Auch Philip Sodeur, als Vertreter der BAUSTELLE SONTHOFEN, unterstreicht das Potential einer Landesgartenschau für Sonthofen: tatsächlich könne Sonthofen dadurch insgesamt ein angenehmerer, schönerer Ort werden, außerdem wären die Fördergelder äußerst attraktiv für Orte mit schwieriger Hauhaltssituation.

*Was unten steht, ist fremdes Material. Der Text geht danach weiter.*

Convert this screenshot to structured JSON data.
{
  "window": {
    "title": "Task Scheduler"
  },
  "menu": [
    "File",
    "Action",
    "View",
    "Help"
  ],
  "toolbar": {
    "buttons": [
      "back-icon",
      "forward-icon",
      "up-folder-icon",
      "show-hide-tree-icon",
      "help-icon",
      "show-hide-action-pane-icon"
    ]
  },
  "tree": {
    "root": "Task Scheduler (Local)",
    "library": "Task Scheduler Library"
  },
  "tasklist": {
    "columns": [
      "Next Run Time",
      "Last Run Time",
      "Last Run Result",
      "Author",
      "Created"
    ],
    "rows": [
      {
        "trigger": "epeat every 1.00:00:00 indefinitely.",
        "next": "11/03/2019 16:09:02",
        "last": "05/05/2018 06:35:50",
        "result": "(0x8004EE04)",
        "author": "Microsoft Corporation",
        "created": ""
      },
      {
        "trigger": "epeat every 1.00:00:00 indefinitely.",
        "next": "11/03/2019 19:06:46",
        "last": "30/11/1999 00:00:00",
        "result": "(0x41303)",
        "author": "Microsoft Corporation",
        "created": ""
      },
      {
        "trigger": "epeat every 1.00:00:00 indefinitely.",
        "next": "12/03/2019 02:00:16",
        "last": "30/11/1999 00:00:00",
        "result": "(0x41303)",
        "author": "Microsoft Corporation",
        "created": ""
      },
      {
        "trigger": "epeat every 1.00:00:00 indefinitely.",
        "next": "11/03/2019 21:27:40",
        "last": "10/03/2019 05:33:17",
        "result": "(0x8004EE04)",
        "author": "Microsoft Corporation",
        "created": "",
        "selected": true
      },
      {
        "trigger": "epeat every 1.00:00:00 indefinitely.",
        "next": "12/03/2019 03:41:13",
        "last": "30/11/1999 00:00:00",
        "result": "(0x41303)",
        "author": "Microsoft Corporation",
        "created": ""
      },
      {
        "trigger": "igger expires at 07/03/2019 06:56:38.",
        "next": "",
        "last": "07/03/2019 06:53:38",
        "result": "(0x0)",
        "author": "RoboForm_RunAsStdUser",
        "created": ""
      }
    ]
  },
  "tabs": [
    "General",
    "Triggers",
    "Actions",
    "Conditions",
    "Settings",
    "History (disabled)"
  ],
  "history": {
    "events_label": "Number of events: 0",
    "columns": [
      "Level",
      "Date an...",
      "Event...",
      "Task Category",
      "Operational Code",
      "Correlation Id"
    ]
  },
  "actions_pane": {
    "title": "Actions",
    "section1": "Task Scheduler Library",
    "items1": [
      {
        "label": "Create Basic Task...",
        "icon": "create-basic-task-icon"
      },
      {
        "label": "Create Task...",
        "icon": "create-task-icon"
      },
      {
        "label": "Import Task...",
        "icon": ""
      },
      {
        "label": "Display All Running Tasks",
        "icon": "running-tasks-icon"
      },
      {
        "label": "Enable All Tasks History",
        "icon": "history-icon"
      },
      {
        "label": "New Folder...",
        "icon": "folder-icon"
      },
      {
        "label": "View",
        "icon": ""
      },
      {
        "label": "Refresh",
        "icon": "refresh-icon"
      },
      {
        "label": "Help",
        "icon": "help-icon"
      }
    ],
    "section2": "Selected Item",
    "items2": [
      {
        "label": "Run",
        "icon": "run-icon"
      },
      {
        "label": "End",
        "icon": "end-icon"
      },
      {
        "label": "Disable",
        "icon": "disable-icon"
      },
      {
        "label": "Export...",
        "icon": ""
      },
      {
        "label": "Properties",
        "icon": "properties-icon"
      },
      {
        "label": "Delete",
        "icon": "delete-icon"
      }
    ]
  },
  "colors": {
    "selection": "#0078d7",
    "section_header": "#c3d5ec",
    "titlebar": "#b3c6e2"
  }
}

Man müsse auch daran erinnern, dass Gartenschauen heute keine reinen „Blümchenmessen“ mehr wären – die umgesetzten Maßnahmen im öffentlichen Raum blieben den Orten nach Beendigung der Schau schließlich erhalten.
Nach einer kurzen Diskussion mit dem Publikum zum aktuellen Thema Oberallgäuer Platz, weist Philip Sodeur noch darauf hin, dass sich Sonthofen in den kommenden beiden Jahrzehnten sehr verändern wird und sich dazu auch „ein bisschen neu erfinden“ müsse. Denn die lange Zeit als „reine Garnisonsstadt“ sei vorbei und das hieße, man müsse sich auch als Sonthofer Bürger auf Neues einlassen.
Uwe Brendler gab gegen Ende der Gesprächsrunde zu bedenken, der Stadt fehle ein zentraler Platz wie in Pisa oder in Lucca, der auch ein Alleinstellungsmerkmal für den Ort sein könnte.
Marcus Rommel bestärkte Sonthofen, die momentane Phase der Orientierung bei der Stadtentwicklung zu nutzen, um sich möglichst viele Ideen und die Perspektive von außen zu holen: „Das dürfen Sie nicht verpassen!“
Damit beendet Moderatorin Katka Voigt die Runde und nach einer kurzen Preisverleihung für die besten Studentenarbeiten, wird die zweiwöchige Ausstellung offiziell eröffnet.
Die Resonanz der ca. 100 interessierten Gäste freut uns sehr und zeigt, dass Stadtumbau und Konversion wichtige Themen in Sonthofen sind – wir bleiben dran!